We recently purchased a limited edition of Ernest Hemingway’s A Farewell to Arms (PS3515.E37 F3 1929a). This is the only Hemingway work to be issued in a signed limited edition form. Printed in a tall octavo format in 1929 by Charles Scribner’s Sons, the run was limited to 510 copies, 500 of which were for sale. It was issued in a numbered slipcase and signed by the author. The volume is half bound in vellum with turquoise paper sides and matching turquoise endpapers. The slipcase is an attractive example of Art Deco style with a red, black, and gold leaf pattern.

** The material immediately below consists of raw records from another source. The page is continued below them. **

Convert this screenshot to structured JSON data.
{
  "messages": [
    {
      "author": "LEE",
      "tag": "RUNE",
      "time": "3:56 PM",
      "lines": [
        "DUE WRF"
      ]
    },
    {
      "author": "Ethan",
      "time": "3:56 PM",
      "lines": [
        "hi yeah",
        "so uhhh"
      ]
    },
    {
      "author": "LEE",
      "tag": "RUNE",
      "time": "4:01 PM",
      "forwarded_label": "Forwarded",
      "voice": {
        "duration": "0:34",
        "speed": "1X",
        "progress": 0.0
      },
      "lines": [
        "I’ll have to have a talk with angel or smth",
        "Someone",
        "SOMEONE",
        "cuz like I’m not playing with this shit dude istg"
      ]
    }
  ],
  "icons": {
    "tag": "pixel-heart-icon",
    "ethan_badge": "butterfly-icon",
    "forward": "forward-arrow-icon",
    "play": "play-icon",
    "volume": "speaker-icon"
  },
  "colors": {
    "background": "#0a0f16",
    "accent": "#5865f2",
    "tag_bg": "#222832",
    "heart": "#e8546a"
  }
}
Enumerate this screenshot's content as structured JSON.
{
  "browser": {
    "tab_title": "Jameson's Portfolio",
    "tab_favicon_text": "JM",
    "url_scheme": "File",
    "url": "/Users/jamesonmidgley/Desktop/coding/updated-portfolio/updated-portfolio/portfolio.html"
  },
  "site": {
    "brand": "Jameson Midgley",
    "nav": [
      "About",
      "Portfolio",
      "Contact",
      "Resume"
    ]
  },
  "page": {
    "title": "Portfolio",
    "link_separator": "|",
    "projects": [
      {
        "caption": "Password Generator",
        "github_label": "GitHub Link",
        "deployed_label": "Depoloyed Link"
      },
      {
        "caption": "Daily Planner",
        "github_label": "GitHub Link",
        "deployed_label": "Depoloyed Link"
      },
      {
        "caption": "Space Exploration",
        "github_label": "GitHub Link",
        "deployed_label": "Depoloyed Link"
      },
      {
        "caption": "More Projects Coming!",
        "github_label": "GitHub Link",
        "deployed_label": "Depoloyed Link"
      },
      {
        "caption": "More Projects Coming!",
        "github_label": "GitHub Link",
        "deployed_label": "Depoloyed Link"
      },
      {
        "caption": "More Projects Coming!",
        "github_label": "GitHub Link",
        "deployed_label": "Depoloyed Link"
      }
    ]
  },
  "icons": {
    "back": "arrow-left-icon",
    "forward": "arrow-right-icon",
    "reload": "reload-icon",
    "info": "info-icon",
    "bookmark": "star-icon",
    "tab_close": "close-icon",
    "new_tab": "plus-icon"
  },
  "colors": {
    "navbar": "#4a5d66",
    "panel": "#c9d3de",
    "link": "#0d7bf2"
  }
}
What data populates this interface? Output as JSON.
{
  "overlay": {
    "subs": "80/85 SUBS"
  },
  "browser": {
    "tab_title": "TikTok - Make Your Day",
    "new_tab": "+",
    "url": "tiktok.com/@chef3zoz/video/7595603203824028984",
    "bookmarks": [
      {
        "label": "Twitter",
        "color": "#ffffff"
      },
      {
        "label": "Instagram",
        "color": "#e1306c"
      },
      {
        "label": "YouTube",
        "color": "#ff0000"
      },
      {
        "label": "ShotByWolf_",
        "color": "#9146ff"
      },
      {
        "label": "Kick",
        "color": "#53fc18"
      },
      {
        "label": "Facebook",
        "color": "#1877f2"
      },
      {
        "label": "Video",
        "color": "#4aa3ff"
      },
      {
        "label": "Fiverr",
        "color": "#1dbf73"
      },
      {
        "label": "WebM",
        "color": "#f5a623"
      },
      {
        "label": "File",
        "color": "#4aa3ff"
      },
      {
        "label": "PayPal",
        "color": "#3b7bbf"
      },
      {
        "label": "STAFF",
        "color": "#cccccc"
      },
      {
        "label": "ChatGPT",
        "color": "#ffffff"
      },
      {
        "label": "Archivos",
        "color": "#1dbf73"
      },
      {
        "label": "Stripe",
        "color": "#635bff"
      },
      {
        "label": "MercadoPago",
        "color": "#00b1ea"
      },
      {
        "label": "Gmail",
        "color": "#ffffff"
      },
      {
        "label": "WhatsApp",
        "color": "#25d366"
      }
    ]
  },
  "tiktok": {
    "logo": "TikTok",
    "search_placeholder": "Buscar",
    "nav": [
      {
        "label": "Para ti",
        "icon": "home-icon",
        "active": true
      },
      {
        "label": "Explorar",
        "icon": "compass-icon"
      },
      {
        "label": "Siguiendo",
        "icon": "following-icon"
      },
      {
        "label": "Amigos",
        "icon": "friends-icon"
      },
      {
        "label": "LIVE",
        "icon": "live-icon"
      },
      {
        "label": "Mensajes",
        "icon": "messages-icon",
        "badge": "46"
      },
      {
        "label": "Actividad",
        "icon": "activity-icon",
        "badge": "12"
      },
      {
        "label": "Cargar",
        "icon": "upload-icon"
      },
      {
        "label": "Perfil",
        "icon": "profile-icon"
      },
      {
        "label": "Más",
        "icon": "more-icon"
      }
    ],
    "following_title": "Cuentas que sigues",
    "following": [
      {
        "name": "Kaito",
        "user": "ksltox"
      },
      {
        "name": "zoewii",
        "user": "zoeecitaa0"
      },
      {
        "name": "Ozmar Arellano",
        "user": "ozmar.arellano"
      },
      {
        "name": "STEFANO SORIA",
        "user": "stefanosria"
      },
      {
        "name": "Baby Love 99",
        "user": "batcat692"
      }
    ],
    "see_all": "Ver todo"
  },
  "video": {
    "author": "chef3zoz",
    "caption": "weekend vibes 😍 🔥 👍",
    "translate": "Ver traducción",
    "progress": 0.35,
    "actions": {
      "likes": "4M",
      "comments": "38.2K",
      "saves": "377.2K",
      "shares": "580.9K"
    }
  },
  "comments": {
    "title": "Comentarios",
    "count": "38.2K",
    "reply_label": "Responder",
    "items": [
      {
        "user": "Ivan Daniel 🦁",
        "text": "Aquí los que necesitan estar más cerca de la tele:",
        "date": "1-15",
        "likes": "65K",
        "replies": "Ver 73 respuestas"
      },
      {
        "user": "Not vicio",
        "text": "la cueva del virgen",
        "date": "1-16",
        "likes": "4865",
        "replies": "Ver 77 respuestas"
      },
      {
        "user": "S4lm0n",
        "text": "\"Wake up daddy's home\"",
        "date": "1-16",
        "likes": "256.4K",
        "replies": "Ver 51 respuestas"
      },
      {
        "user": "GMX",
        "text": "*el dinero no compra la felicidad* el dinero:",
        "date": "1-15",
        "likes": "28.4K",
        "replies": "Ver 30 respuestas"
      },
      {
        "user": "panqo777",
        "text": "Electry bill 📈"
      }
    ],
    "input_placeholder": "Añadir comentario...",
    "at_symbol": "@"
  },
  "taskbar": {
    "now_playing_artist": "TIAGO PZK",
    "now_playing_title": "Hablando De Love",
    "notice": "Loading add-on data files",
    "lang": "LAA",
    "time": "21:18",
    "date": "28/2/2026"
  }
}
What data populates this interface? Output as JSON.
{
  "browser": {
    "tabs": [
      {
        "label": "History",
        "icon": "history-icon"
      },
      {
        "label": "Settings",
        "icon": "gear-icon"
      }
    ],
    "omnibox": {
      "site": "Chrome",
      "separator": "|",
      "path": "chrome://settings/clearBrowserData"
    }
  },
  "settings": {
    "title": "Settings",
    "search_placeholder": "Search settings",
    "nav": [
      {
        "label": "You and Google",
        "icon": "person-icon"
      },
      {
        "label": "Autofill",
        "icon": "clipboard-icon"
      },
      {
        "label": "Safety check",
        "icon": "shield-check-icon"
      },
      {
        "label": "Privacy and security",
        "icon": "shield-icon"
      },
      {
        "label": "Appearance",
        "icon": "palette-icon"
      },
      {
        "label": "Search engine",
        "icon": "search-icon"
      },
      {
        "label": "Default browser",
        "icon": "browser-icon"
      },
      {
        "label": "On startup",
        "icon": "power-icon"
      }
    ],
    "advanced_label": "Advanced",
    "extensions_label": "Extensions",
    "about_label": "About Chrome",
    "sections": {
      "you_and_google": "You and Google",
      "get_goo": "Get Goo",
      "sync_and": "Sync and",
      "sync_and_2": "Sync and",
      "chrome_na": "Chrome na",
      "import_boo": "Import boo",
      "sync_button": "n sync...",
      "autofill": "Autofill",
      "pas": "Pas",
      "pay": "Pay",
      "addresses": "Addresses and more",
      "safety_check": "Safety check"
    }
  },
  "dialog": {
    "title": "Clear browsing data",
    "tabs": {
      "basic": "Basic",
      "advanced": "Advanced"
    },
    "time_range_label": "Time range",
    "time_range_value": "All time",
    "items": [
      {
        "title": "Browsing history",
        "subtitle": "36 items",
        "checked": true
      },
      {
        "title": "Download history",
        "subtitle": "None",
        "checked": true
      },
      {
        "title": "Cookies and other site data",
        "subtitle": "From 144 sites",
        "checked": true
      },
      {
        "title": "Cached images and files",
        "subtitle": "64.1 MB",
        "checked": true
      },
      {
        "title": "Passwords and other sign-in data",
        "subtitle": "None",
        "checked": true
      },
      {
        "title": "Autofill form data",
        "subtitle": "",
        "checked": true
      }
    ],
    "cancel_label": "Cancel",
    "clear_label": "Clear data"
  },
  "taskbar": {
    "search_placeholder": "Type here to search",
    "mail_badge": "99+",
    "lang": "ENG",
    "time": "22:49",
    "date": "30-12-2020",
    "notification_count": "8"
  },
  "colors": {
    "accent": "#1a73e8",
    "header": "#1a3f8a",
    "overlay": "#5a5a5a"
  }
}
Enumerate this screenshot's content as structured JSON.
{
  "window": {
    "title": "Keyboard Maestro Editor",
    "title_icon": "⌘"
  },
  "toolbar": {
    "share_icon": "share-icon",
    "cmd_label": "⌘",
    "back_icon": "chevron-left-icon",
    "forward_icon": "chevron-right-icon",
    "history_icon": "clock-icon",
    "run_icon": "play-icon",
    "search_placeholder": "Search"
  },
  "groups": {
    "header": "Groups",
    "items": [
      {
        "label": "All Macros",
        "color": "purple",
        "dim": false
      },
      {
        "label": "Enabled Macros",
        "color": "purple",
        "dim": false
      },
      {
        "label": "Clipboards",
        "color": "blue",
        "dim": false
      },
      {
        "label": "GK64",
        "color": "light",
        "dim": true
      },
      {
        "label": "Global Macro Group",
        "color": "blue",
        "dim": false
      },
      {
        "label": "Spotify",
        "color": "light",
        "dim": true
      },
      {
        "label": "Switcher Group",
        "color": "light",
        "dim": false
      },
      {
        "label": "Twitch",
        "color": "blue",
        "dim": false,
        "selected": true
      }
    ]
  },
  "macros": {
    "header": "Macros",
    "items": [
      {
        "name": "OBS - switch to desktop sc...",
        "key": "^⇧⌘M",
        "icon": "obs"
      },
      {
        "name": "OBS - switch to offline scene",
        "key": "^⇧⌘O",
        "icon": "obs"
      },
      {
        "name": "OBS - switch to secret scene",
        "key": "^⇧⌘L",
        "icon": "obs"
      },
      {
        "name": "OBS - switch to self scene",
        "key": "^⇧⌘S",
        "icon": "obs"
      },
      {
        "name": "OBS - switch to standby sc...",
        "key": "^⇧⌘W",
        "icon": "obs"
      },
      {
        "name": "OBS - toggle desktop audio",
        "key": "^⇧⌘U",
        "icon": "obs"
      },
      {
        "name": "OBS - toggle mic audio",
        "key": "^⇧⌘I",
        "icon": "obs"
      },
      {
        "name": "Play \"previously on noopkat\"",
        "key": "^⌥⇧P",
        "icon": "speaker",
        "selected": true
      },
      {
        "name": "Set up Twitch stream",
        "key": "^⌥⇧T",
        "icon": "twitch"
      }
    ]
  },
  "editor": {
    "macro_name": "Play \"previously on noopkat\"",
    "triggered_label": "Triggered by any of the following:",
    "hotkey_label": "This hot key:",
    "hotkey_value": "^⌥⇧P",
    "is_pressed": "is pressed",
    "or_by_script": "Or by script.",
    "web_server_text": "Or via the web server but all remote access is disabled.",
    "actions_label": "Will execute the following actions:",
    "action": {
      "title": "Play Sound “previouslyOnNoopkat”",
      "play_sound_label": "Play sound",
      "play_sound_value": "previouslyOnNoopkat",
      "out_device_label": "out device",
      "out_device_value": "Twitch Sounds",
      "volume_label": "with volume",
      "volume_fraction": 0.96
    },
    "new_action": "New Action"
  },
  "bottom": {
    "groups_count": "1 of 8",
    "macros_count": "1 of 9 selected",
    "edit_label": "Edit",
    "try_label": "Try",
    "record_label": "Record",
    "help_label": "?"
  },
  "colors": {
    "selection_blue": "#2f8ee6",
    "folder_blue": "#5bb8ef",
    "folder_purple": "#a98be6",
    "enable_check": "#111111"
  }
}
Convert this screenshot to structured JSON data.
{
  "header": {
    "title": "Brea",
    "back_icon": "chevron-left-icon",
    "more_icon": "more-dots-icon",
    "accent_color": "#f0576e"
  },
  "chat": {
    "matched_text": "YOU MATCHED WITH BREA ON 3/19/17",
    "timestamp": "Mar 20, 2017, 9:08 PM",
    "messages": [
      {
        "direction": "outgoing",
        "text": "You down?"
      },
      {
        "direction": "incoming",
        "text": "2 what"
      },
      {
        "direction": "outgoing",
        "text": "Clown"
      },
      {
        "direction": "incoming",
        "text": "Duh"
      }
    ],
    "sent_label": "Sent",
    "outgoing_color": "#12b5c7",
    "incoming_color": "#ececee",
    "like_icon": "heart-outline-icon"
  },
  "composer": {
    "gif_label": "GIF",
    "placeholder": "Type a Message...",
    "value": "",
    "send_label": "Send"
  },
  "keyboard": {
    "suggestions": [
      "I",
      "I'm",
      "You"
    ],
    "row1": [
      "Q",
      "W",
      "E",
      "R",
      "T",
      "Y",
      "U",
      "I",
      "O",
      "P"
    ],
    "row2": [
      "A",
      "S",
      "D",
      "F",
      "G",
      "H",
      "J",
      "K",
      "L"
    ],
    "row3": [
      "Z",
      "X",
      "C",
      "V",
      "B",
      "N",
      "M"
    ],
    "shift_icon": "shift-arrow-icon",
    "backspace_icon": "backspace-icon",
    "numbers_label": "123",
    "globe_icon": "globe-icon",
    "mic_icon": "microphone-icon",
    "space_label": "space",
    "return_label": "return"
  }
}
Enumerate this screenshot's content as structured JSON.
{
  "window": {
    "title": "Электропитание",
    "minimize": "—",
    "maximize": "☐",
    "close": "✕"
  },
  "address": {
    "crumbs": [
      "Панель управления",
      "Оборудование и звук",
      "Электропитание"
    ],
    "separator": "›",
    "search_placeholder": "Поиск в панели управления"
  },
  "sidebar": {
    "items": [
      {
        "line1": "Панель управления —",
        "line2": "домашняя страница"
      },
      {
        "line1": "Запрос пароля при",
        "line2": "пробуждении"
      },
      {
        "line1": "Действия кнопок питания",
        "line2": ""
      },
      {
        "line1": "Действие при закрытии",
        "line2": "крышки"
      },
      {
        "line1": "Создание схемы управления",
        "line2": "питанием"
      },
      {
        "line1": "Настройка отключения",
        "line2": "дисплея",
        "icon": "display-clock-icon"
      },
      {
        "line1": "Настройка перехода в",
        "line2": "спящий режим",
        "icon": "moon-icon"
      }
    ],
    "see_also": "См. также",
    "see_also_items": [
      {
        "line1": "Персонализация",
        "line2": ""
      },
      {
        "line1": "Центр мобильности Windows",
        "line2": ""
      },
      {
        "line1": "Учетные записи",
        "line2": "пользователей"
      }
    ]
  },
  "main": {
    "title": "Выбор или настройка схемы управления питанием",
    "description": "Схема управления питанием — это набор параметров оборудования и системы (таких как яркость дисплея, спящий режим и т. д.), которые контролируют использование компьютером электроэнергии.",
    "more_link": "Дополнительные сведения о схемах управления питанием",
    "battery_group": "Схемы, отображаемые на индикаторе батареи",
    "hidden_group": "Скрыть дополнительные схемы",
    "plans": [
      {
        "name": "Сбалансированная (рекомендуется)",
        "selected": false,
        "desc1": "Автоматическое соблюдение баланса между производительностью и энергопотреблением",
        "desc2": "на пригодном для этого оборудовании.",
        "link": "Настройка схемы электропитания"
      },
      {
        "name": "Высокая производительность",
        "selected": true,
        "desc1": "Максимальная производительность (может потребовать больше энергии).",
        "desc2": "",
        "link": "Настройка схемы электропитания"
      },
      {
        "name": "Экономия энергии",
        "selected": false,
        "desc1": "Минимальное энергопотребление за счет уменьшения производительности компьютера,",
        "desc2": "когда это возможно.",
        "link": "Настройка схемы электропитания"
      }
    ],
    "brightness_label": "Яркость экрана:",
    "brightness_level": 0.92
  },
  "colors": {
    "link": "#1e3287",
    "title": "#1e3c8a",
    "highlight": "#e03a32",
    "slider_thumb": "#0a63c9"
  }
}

This recently purchased copy is number 136. Most of the gatherings are unopened at the head of the book, meaning the text block was not trimmed before binding. It is housed in a red half morocco clamshell box. The library also holds a second copy, number 268, which was a gift from Lindsey L. and Rosalie P. Alexander as part of their Memorial Hemingway Library.
A Farewell to Arms is Hemingway’s semi-autobiographical tale of Frederic Henry, an American ambulance driver in World War I Italy, who falls in love with a British VAD nurse, Catherine Barkley. Their relationship grows while Henry is recovering from an injury at a military hospital in Milan. Hemingway himself was a volunteer ambulance driver in Italy, suffering similar wounds as his protagonist, and falling in love with a nurse while recuperating in Milan. Penned nearly a decade after his wartime experiences, Hemingway was faced with the suicide of his father while writing this work. Besides the tragic love affair, the novel exemplifies Hemingway’s disillusionment with war.
Besides Hemingway first editions, translations, film scripts, and artists’ books, the library also owns correspondence as part of the Ernest Hemingway ephemera collection (Coll. no. 1977.003). We contributed a number of these letters to the Ernest Hemingway Letters Project.